A carjacked Prince George’s County resident testifies against the DC crime bill

A grey stone building with a plaque designating it as the office of the D.C. Mayor and Council.

The John Wilson Building, where the D.C. Council meets. Photo by Kaela Roeder.

I live in Prince George’s County, so why would I submit testimony against the Secure DC Omnibus Amendment Act of 2024? 

In August 2017, I was coming out of the post office near my home one morning in Mt. Rainier when I was carjacked at knifepoint. Police pursued the carjacker into D.C., where he crashed, badly injuring two innocent people and himself. 

As far as I know, no one died in that chase, but this is not always the case with police pursuits. In 2021, the deaths of Karon Hylton-Brown and Jeffrey Price in police chases led to a bill restricting dangerous, high-speed chases. The proposed crime bill would relax the restrictions. 

I testified out of dismay that this and other dangerous practices would be reinstated, reversing important advances toward more humane, rational approaches to public safety that people called for in 2020, in which I and my family also participated. Is this progress to fade like the “Black Lives Matter” slogan the mayor ordered painted on the pavement near the White House? 

The bill includes “drug-free zones,” rollbacks of policies around transparency and accountability and expansion of pretrial and preconviction detention, which unfairly burden the poor. The bill also enables for surveillance measures highly correlated with racial profiling and reduced police accountability.

Crime affects the poor and unhoused at alarming rates. Won’t intensifying policing help stop it? 

Unfortunately, rather than benign defenders of public safety, law enforcement has long been a repressive, punitive institution designed for social control, especially of those deemed most threatening to the status quo — the poor and the unhoused. 

The way the police handled my case did not make me or my neighbors in either Maryland or D.C. safer or help prevent carjackings like the one I experienced — which have continued to increase. 

It is puzzling why politicians keep resorting to being “tough on crime” in the style proposed in this bill when studies and experience show that community-based social programs are most effective at preventing crime.
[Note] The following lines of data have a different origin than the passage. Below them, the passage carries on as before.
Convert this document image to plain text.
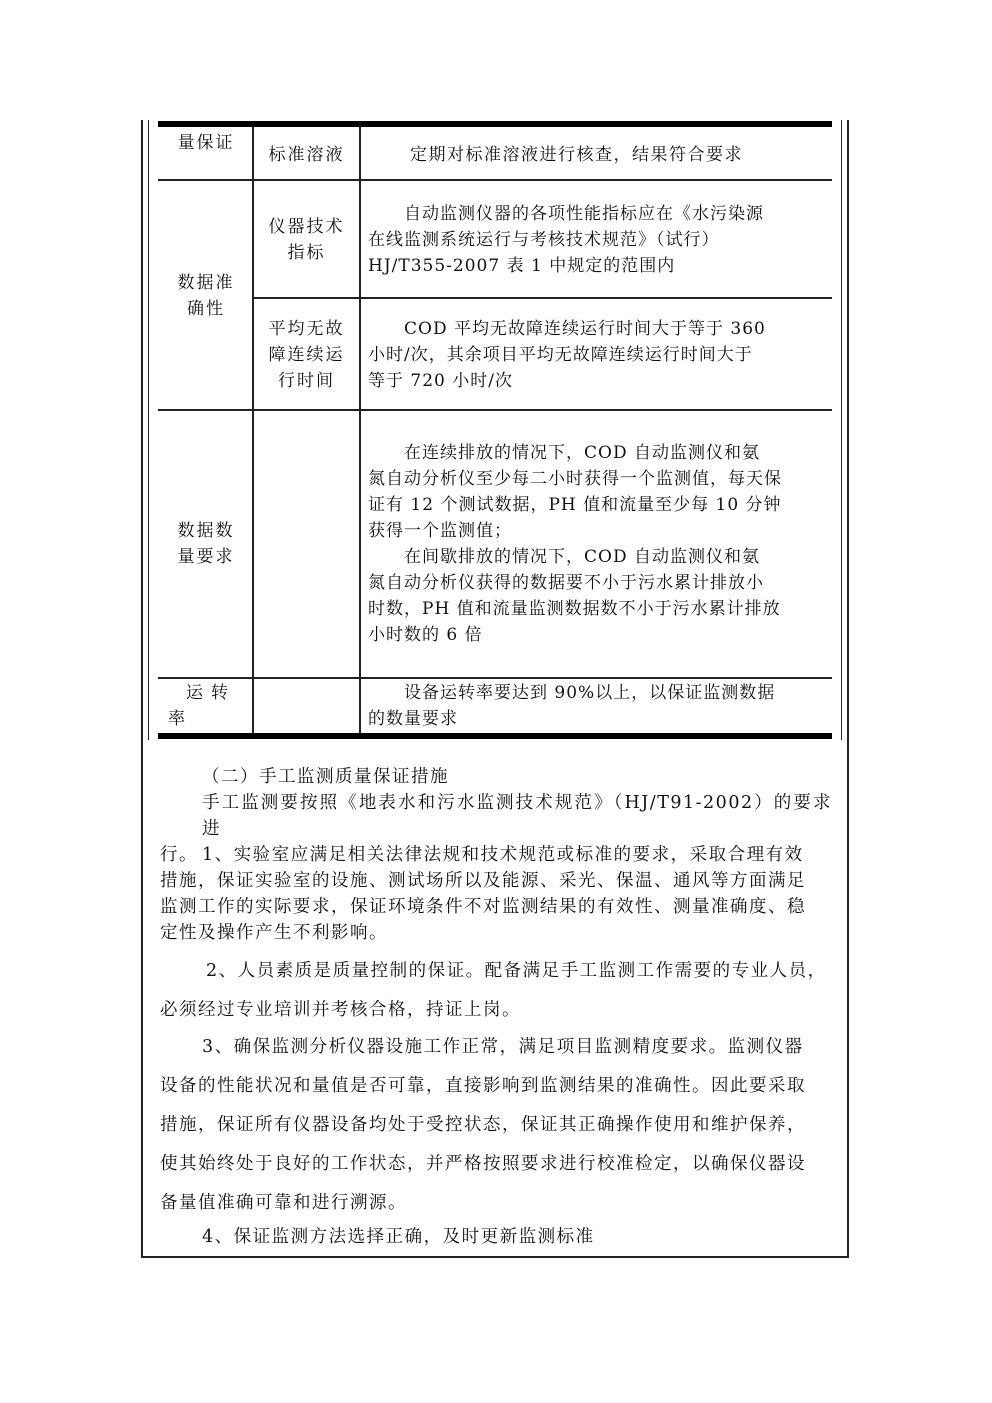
量保证
标准溶液	定期对标准溶液进行核查，结果符合要求
数据准
确性
仪器技术
指标
　　自动监测仪器的各项性能指标应在《水污染源
在线监测系统运行与考核技术规范》（试行）
HJ/T355-2007 表 1 中规定的范围内
平均无故
障连续运
行时间
　　COD 平均无故障连续运行时间大于等于 360
小时/次，其余项目平均无故障连续运行时间大于
等于 720 小时/次
数据数
量要求
　　在连续排放的情况下，COD 自动监测仪和氨
氮自动分析仪至少每二小时获得一个监测值，每天保
证有 12 个测试数据，PH 值和流量至少每 10 分钟
获得一个监测值；
　　在间歇排放的情况下，COD 自动监测仪和氨
氮自动分析仪获得的数据要不小于污水累计排放小
时数，PH 值和流量监测数据数不小于污水累计排放
小时数的 6 倍
运转
率
　　设备运转率要达到 90%以上，以保证监测数据
的数量要求
（二）手工监测质量保证措施
手工监测要按照《地表水和污水监测技术规范》（HJ/T91-2002）的要求进
行。 1、实验室应满足相关法律法规和技术规范或标准的要求，采取合理有效
措施，保证实验室的设施、测试场所以及能源、采光、保温、通风等方面满足
监测工作的实际要求，保证环境条件不对监测结果的有效性、测量准确度、稳
定性及操作产生不利影响。
2、人员素质是质量控制的保证。配备满足手工监测工作需要的专业人员，
必须经过专业培训并考核合格，持证上岗。
3、确保监测分析仪器设施工作正常，满足项目监测精度要求。监测仪器
设备的性能状况和量值是否可靠，直接影响到监测结果的准确性。因此要采取
措施，保证所有仪器设备均处于受控状态，保证其正确操作使用和维护保养，
使其始终处于良好的工作状态，并严格按照要求进行校准检定，以确保仪器设
备量值准确可靠和进行溯源。
4、保证监测方法选择正确，及时更新监测标准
As the D.C.-based Brookings Institution, hardly a radical source, said in 2022, “The U.S. government dramatically underspends on programs that are most effective at improving community safety, while allocating billions to punitive programs that harm both families and communities.” The proposed D.C. crime bill clearly follows this pattern.
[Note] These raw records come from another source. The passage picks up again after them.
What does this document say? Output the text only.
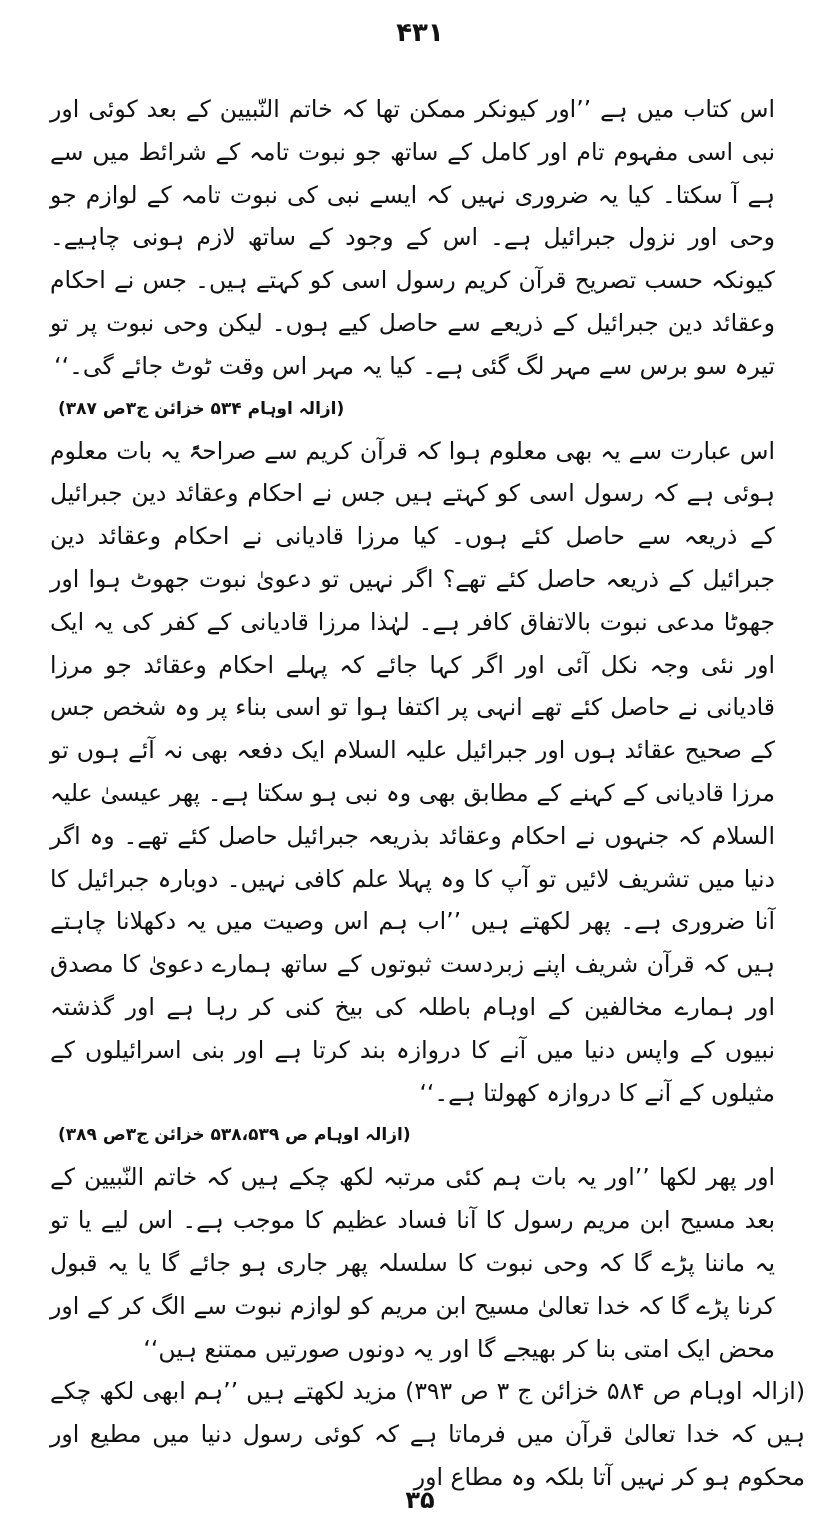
۴۳۱

اس کتاب میں ہے ’’اور کیونکر ممکن تھا کہ خاتم النّبیین کے بعد کوئی اور نبی اسی مفہوم تام اور کامل کے ساتھ جو نبوت تامہ کے شرائط میں سے ہے آ سکتا۔ کیا یہ ضروری نہیں کہ ایسے نبی کی نبوت تامہ کے لوازم جو وحی اور نزول جبرائیل ہے۔ اس کے وجود کے ساتھ لازم ہونی چاہیے۔ کیونکہ حسب تصریح قرآن کریم رسول اسی کو کہتے ہیں۔ جس نے احکام وعقائد دین جبرائیل کے ذریعے سے حاصل کیے ہوں۔ لیکن وحی نبوت پر تو تیرہ سو برس سے مہر لگ گئی ہے۔ کیا یہ مہر اس وقت ٹوٹ جائے گی۔‘‘

(ازالہ اوہام ۵۳۴ خزائن ج۳ص ۳۸۷)

اس عبارت سے یہ بھی معلوم ہوا کہ قرآن کریم سے صراحۃً یہ بات معلوم ہوئی ہے کہ رسول اسی کو کہتے ہیں جس نے احکام وعقائد دین جبرائیل کے ذریعہ سے حاصل کئے ہوں۔ کیا مرزا قادیانی نے احکام وعقائد دین جبرائیل کے ذریعہ حاصل کئے تھے؟ اگر نہیں تو دعویٰ نبوت جھوٹ ہوا اور جھوٹا مدعی نبوت بالاتفاق کافر ہے۔ لہٰذا مرزا قادیانی کے کفر کی یہ ایک اور نئی وجہ نکل آئی اور اگر کہا جائے کہ پہلے احکام وعقائد جو مرزا قادیانی نے حاصل کئے تھے انہی پر اکتفا ہوا تو اسی بناء پر وہ شخص جس کے صحیح عقائد ہوں اور جبرائیل علیہ السلام ایک دفعہ بھی نہ آئے ہوں تو مرزا قادیانی کے کہنے کے مطابق بھی وہ نبی ہو سکتا ہے۔ پھر عیسیٰ علیہ السلام کہ جنہوں نے احکام وعقائد بذریعہ جبرائیل حاصل کئے تھے۔ وہ اگر دنیا میں تشریف لائیں تو آپ کا وہ پہلا علم کافی نہیں۔ دوبارہ جبرائیل کا آنا ضروری ہے۔ پھر لکھتے ہیں ’’اب ہم اس وصیت میں یہ دکھلانا چاہتے ہیں کہ قرآن شریف اپنے زبردست ثبوتوں کے ساتھ ہمارے دعویٰ کا مصدق اور ہمارے مخالفین کے اوہام باطلہ کی بیخ کنی کر رہا ہے اور گذشتہ نبیوں کے واپس دنیا میں آنے کا دروازہ بند کرتا ہے اور بنی اسرائیلوں کے مثیلوں کے آنے کا دروازہ کھولتا ہے۔‘‘

(ازالہ اوہام ص ۵۳۸،۵۳۹ خزائن ج۳ص ۳۸۹)

اور پھر لکھا ’’اور یہ بات ہم کئی مرتبہ لکھ چکے ہیں کہ خاتم النّبیین کے بعد مسیح ابن مریم رسول کا آنا فساد عظیم کا موجب ہے۔ اس لیے یا تو یہ ماننا پڑے گا کہ وحی نبوت کا سلسلہ پھر جاری ہو جائے گا یا یہ قبول کرنا پڑے گا کہ خدا تعالیٰ مسیح ابن مریم کو لوازم نبوت سے الگ کر کے اور محض ایک امتی بنا کر بھیجے گا اور یہ دونوں صورتیں ممتنع ہیں‘‘

(ازالہ اوہام ص ۵۸۴ خزائن ج ۳ ص ۳۹۳) مزید لکھتے ہیں ’’ہم ابھی لکھ چکے ہیں کہ خدا تعالیٰ قرآن میں فرماتا ہے کہ کوئی رسول دنیا میں مطیع اور محکوم ہو کر نہیں آتا بلکہ وہ مطاع اور

۳۵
Genuine public safety can only be guaranteed by institutions controlled by the people who are the most aware of what safety truly means for themselves and their communities. 

The Secure DC Omnibus Amendment Act goes in the opposite direction, heightening policing and punishment, even though many question such measures. This includes the former director of the D.C. juvenile justice system, Hilary Cairns, who expressed concern in an interview with DCist about “over-incarcerating youth.” 

While the entire metropolitan area will feel the effects of this legislation if enacted, the most vulnerable will be most affected.

In December I attended a workshop held by the Stop Police Terror Project-D.C. for people wishing to testify against the bill. The workshop, with activists and lawyers from the American Civil Liberties Union and other organizations, assisted citizens adversely impacted by D.C. police violence to prepare testimony stating why we are against the bill. 

In addition to recounting my experience, I had a further motive for attending. I am writing a novel series set in the rapidly gentrifying Northeast neighborhood in D.C. The main characters include a community organizer and a group of teens who take over an abandoned recreation center to turn it into a community center. They live daily with policing practices like those contained in the bill.

My story is imaginary, but I aspire to portray the world my characters live in. As an activist and a writer, I want to support the fight for justice in the D.C. area. And as a novelist, I am committed to authentically portraying people confronting injustice — including police violence.

Juliana Barnet is an associate fellow at the Institute for Policy Studies and an activist, anthropologist, educator and writer.